If you need a van for work and you have a passion for motorised transport then modern vans can combine function and fun. In times gone by the work van was simply an extension to the tool box, in fact a place you kept the necessities to carry out your daily duties. How it drove and what it looked like were inconsequential to the criteria.
When I was much younger, many of my friends had apprenticeships or worked in the trades and the van was a basic transport that carried the equipment. I remember helping a friend for a few weeks in the summer holidays who had a job as a builders mate. Nigel, known as naughty Nige, was that builder and the proud custodian of an end of life ex British Telecom Commer van. The Commer FC, launched in 1960 always looked inherently unstable as the wheels were located well inside the body. When loaded with sand, tools and a cement mixer it struggled making it up any incline. This inefficiency was proven with a job we had at the top of a hill. Once fully loaded it was the cement mixer and I that were jettisoned to enable 2 trips to reach our destination. The 4pm decent home was a real nail bitter, rattling around with an untied cement mixer, relying on brakes that would have trouble stopping a Raleigh Grifter. I was delighted to see my parents, unusual for a teenager.
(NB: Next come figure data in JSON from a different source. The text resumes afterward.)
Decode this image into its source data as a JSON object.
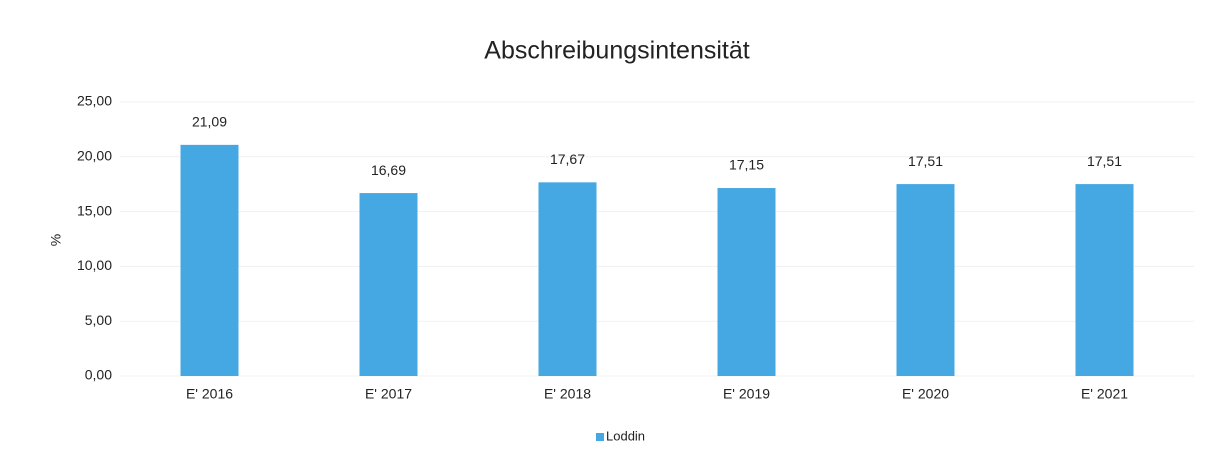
{
  "chart_data": {
    "type": "bar",
    "title": "Abschreibungsintensität",
    "y_label": "%",
    "categories": [
      "E' 2016",
      "E' 2017",
      "E' 2018",
      "E' 2019",
      "E' 2020",
      "E' 2021"
    ],
    "series": [
      {
        "name": "Loddin",
        "color": "#45a8e2",
        "values": [
          21.09,
          16.69,
          17.67,
          17.15,
          17.51,
          17.51
        ],
        "value_labels": [
          "21,09",
          "16,69",
          "17,67",
          "17,15",
          "17,51",
          "17,51"
        ]
      }
    ],
    "ylim": [
      0,
      25
    ],
    "yticks": [
      {
        "value": 0,
        "label": "0,00"
      },
      {
        "value": 5,
        "label": "5,00"
      },
      {
        "value": 10,
        "label": "10,00"
      },
      {
        "value": 15,
        "label": "15,00"
      },
      {
        "value": 20,
        "label": "20,00"
      },
      {
        "value": 25,
        "label": "25,00"
      }
    ],
    "grid": true
  }
}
The VW Transporter van in T5 generation contributed to the trend in modern cool vans. The T range started with the iconic split screen vans and campers from the 1950’s. A good friend had a lightly modified 5 cylinder T4 and now a T6 Highline Combi van. 10mm lowered with removable rear seats, DVD player, Navigation and a car like drive it really is multipurpose with the looks to match. Searching the DesperateSeller.co.uk classified’s you have the choice of Transporters ranging from £2k to £50k, with some lovely examples available. If it is not a VW you desire then maybe the workforces’ choice, a Ford Transit. Ford make Transit Custom versions with the M-Sport gaining a body kit, racing wheels and a special interior. I found a lovely MS-RT example in white with 10k miles, ready to carry a Snap-On box, wets and a Lotus Cortina historic race car on its tow bar. Ford led the way with fast vans building the 1971 Transit Supervan. A GT40 Chassis, 400bhp V8 and 150mph. This publicity stunt was replicated with two more versions in 1984 and 1994. Also in 1994, Renault, with the help of Williams replicated this with the Espace F1 (not technically a work van but worth a mention) Using a V10 800bhp F1 engine and technology, it made 60mph in 2.8 seconds with 4 people strapped in, that must be the ultimate van conversion.
Back to today and manufacturers have been a little late in coming to the market with electrification of vans. We will see Mercedes Benz, Nissan, Volkswagen, Vauxhall and Ford amongst others marketing offerings available from next year. For me, the best new van on the horizon comes from Geely-owned LEVC. They already make the well designed and engineered Hybrid Electric London taxi. It has been converted into a work van. This combines practicality and style, future proofing the trades transport into the 21st century. As a piece of design it delivers, literally. With the motor industry’s rapid pace of change it is interesting to see how we will interpret the van and indeed its demand for the transport of goods. One thing I am confident is that it will certainly be a safer and a more comfortable place for summer holiday helpers, tools, sand and cement mixers.